Hiçbir şey demiyor. Diyemiyor. Belli ki konuşmaya gücü yok. Sadece o bildik mahcup gülümsemesiyle yanıt veriyor ustanın takılmasına.
* * *
Usta çömeliyor iyice baş ucuna. Gün ışıyor ağırdan Konya semalarında. Üniversite hastanesi şimdiden hareketli… Hastaları can, öğrencileri tez, vize derdinde. Hemşireler dolaşıyor, doktorların aralarında konuşmaları filan.
İlerleyen bir saatte yorgun, belirsiz bir parmak işareti ile “yaklaş” diyor, kulağına fısıltılı. Son gücünü anlatmak istediği konuya harcamak ister gibi konuşuyor:
“ Çocuktum; ortaokul bir ya da iki. Akşehir. Nasrettin Hoca gömütlüğü. Her cenazeden farklı bir hareketlilik, farklı ağlaşmalar filan olurdu. O günkü cenaze topluluğunda, o güne dek görmediğim, değişik ağır bir hava, bir suskunluk vardı. Saçlı sakallı, boylu poslu, parkalı ciddi ağabeyler. Koca yakalı, İspanyol paçalı ablalar… Dev-Genç’ lilermiş. Şairin “Akrep gibisin kardeşim” dediği ahalinin "anarşist" bilip sakındığı, '12 Mart 1971’ in yat borusu gazetelerinin “Şaki” ve de “Şehir eşkıyası” diye tanıttığı insanlar imiş oradakiler.
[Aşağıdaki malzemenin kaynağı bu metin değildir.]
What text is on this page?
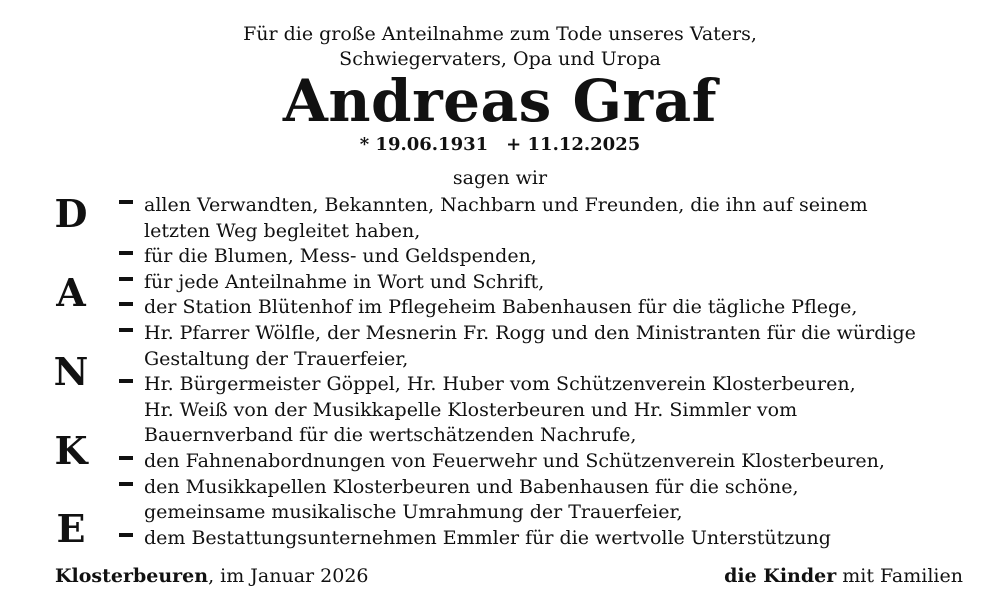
Für die große Anteilnahme zum Tode unseres Vaters,
Schwiegervaters, Opa und Uropa
Andreas Graf
* 19.06.1931 + 11.12.2025
sagen wir
D
A
N
K
E
allen Verwandten, Bekannten, Nachbarn und Freunden, die ihn auf seinem
letzten Weg begleitet haben,
für die Blumen, Mess- und Geldspenden,
für jede Anteilnahme in Wort und Schrift,
der Station Blütenhof im Pflegeheim Babenhausen für die tägliche Pflege,
Hr. Pfarrer Wölfle, der Mesnerin Fr. Rogg und den Ministranten für die würdige
Gestaltung der Trauerfeier,
Hr. Bürgermeister Göppel, Hr. Huber vom Schützenverein Klosterbeuren,
Hr. Weiß von der Musikkapelle Klosterbeuren und Hr. Simmler vom
Bauernverband für die wertschätzenden Nachrufe,
den Fahnenabordnungen von Feuerwehr und Schützenverein Klosterbeuren,
den Musikkapellen Klosterbeuren und Babenhausen für die schöne,
gemeinsame musikalische Umrahmung der Trauerfeier,
dem Bestattungsunternehmen Emmler für die wertvolle Unterstützung
Klosterbeuren, im Januar 2026	die Kinder mit Familien
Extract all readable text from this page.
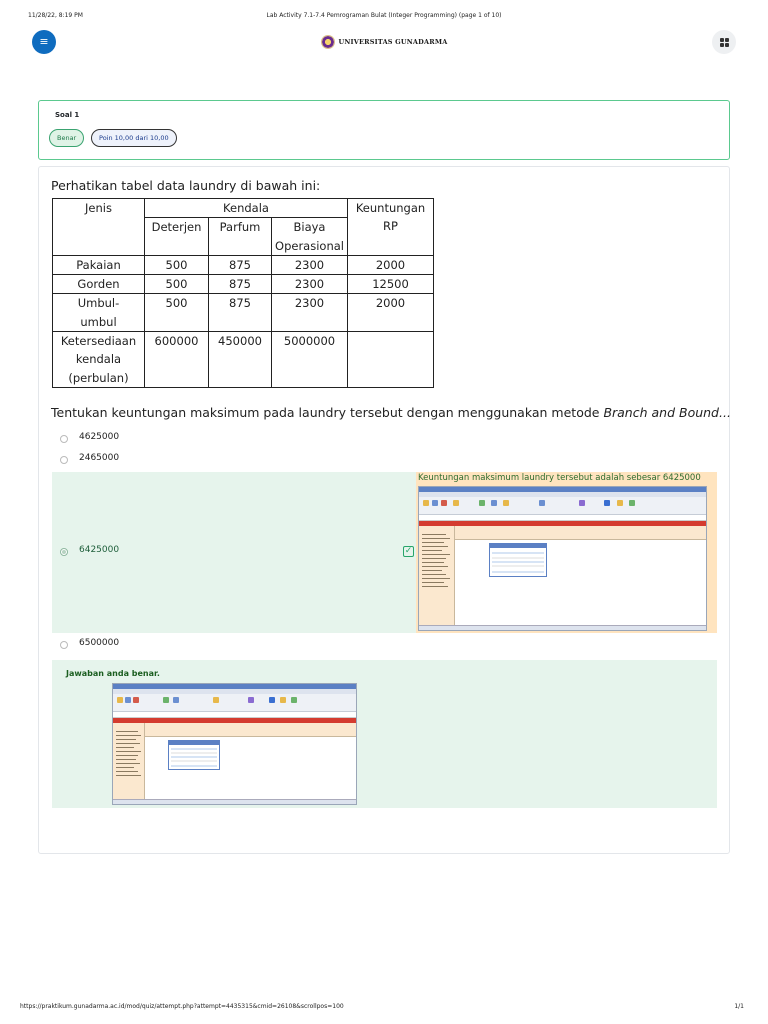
11/28/22, 8:19 PM	Lab Activity 7.1-7.4 Pemrograman Bulat (Integer Programming) (page 1 of 10)
≡	UNIVERSITAS GUNADARMA
Soal 1
Benar	Poin 10,00 dari 10,00
Perhatikan tabel data laundry di bawah ini:
Jenis	Kendala			Keuntungan RP
	Deterjen	Parfum	Biaya Operasional	

Pakaian	500	875	2300	2000
Gorden	500	875	2300	12500
Umbul-umbul	500	875	2300	2000
Ketersediaan kendala (perbulan)	600000	450000	5000000	
Tentukan keuntungan maksimum pada laundry tersebut dengan menggunakan metode Branch and Bound...
4625000
2465000
6425000	✓
Keuntungan maksimum laundry tersebut adalah sebesar 6425000
6500000
Jawaban anda benar.
https://praktikum.gunadarma.ac.id/mod/quiz/attempt.php?attempt=4435315&cmid=26108&scrollpos=100	1/1
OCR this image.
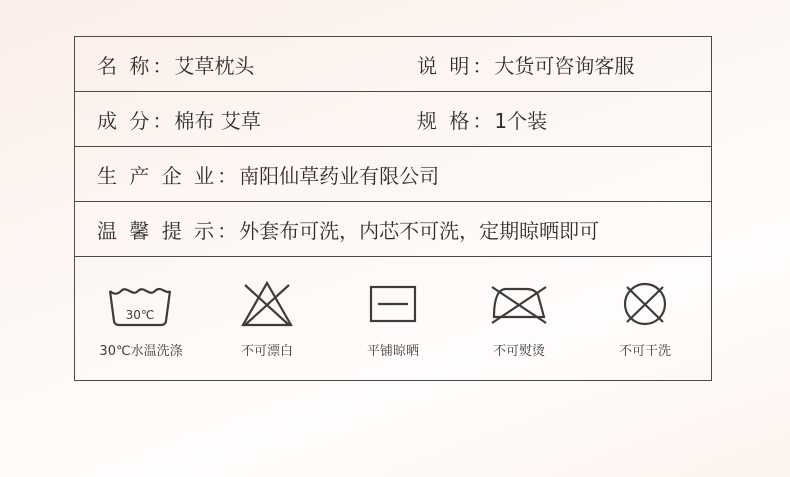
名 称 ： 艾草枕头	说 明 ： 大货可咨询客服
成 分 ： 棉布 艾草	规 格 ： 1个装
生 产 企 业 ： 南阳仙草药业有限公司
温 馨 提 示 ： 外套布可洗，内芯不可洗，定期晾晒即可
30℃
30℃水温洗涤	不可漂白	平铺晾晒	不可熨烫	不可干洗
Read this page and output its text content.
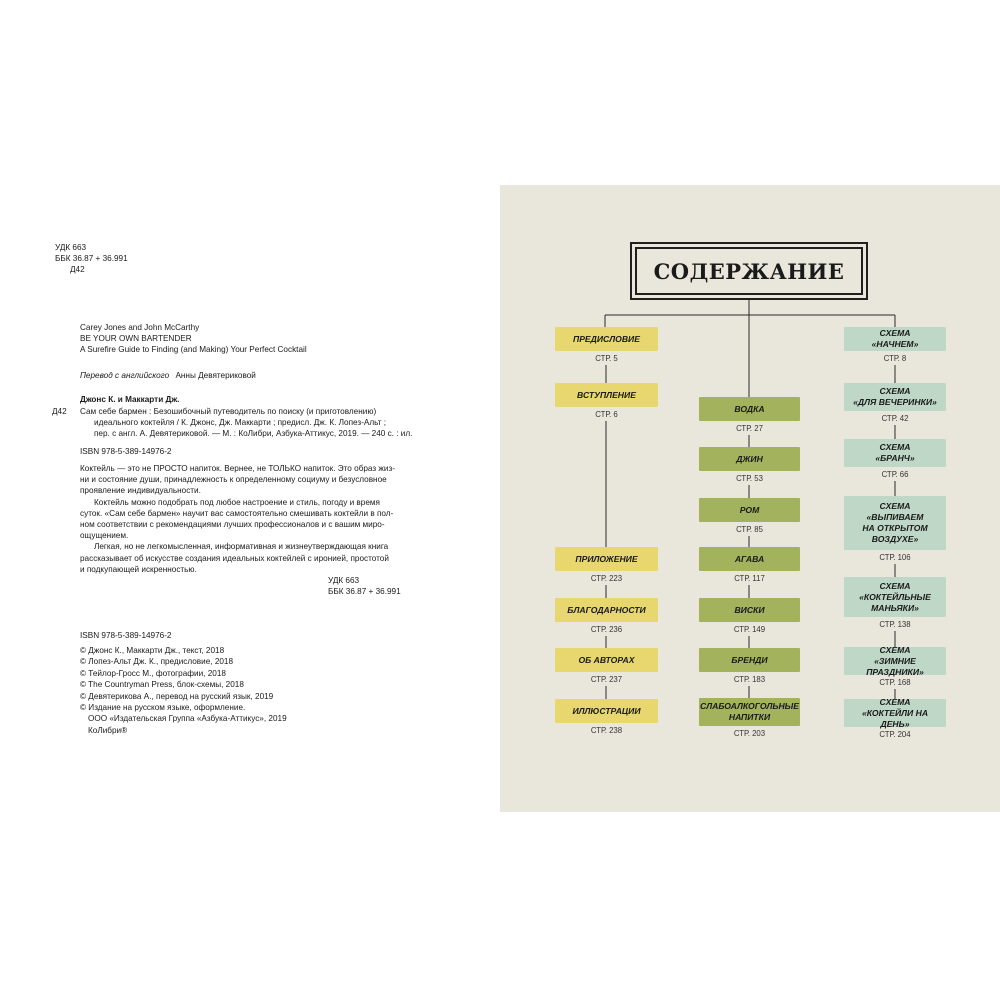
УДК 663
ББК 36.87 + 36.991
Д42
Carey Jones and John McCarthy
BE YOUR OWN BARTENDER
A Surefire Guide to Finding (and Making) Your Perfect Cocktail
Перевод с английского Анны Девятериковой
Джонс К. и Маккарти Дж.
Д42 Сам себе бармен : Безошибочный путеводитель по поиску (и приготовлению)
идеальногo коктейля / К. Джонс, Дж. Маккарти ; предисл. Дж. К. Лопез-Альт ;
пер. с англ. А. Девятериковой. — М. : КоЛибри, Азбука-Аттикус, 2019. — 240 с. : ил.
ISBN 978-5-389-14976-2
Коктейль — это не ПРОСТО напиток. Вернее, не ТОЛЬКО напиток. Это образ жиз-
ни и состояние души, принадлежность к определенному социуму и безусловное
проявление индивидуальности.
Коктейль можно подобрать под любое настроение и стиль, погоду и время
суток. «Сам себе бармен» научит вас самостоятельно смешивать коктейли в пол-
ном соответствии с рекомендациями лучших профессионалов и с вашим миро-
ощущением.
Легкая, но не легкомысленная, информативная и жизнеутверждающая книга
рассказывает об искусстве создания идеальных коктейлей с иронией, простотой
и подкупающей искренностью.
УДК 663
ББК 36.87 + 36.991
ISBN 978-5-389-14976-2
© Джонс К., Маккарти Дж., текст, 2018
© Лопез-Альт Дж. К., предисловие, 2018
© Тейлор-Гросс М., фотографии, 2018
© The Countryman Press, блок-схемы, 2018
© Девятерикова А., перевод на русский язык, 2019
© Издание на русском языке, оформление.
ООО «Издательская Группа «Азбука-Аттикус», 2019
КоЛибри®
СОДЕРЖАНИЕ
ПРЕДИСЛОВИЕ
СТР. 5
ВСТУПЛЕНИЕ
СТР. 6
ПРИЛОЖЕНИЕ
СТР. 223
БЛАГОДАРНОСТИ
СТР. 236
ОБ АВТОРАХ
СТР. 237
ИЛЛЮСТРАЦИИ
СТР. 238
ВОДКА
СТР. 27
ДЖИН
СТР. 53
РОМ
СТР. 85
АГАВА
СТР. 117
ВИСКИ
СТР. 149
БРЕНДИ
СТР. 183
СЛАБОАЛКОГОЛЬНЫЕ
НАПИТКИ
СТР. 203
СХЕМА
«НАЧНЕМ»
СТР. 8
СХЕМА
«ДЛЯ ВЕЧЕРИНКИ»
СТР. 42
СХЕМА
«БРАНЧ»
СТР. 66
СХЕМА
«ВЫПИВАЕМ
НА ОТКРЫТОМ
ВОЗДУХЕ»
СТР. 106
СХЕМА
«КОКТЕЙЛЬНЫЕ
МАНЬЯКИ»
СТР. 138
СХЕМА
«ЗИМНИЕ
ПРАЗДНИКИ»
СТР. 168
СХЕМА
«КОКТЕЙЛИ НА
ДЕНЬ»
СТР. 204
“ Kadir Manga adını benden önce duymuş, benden çok önce bilmişsindir. Çocuktum. Okul saatleri dışında, küçük testimle mezarlara su döker; bahşiş alırdım. O törende de aynı işe yeltendim. Ciddi ve sert abiler, ablalar salt başımı okşadılar. O kadar. Bu da bana yetmişti. Çocuktum, yine de anlayabiliyordum. Onca acılarına karşın, sevecen sıcak bakışları, insanın ruhuna ve gönlüne dokunuşları vardı. Ne var ki, o an orada içimin niye ısındığını, ışıdığını anlayamamıştım. Bir de. Mezarlıkta hiç polis, asker görmemiştim o güne dek. Orada çoktular, ağabeylerden ablalardan çok fazlaydılar. Şaşkınlığım, bakakalmışlığım biraz da bu yüzdendi.
“ Mahalleden bir ağabey vardı; boya badana işleri filan yapardı. O saatte, o da işten geliyormuş. (Hadi defol buradan, sana bir fenalık yaparlar, kaçırırlar filan…) diyerek, kulaklarımı çekti. Büktü de büktü, canımı yaktı. Ben eve koştum gittim. Sessiz kalabalık benden sonra dağılıp gitmiş.
“ Evde anama -boyacı abiyi şikayet etmeden- dedim ki: (Okulu bitireyim, artık okumayacağım. Ben boyacı olacağım, hem de iyi kalpli bir boyacı. İnsanların canını yakmayan... Gülen insanların içini ısıtmak, içini açmak için onlara hizmet edeceğim.) Şimdi düşünüyorum da... Kadın beni pek öyle ciddiye almadı; ne de olsa konuşan bir çocuktu. Hele hele köylük yerde, yani bizim oralarda ‘çocuk kısmının ne dediği pek ciddiye alınmazdı.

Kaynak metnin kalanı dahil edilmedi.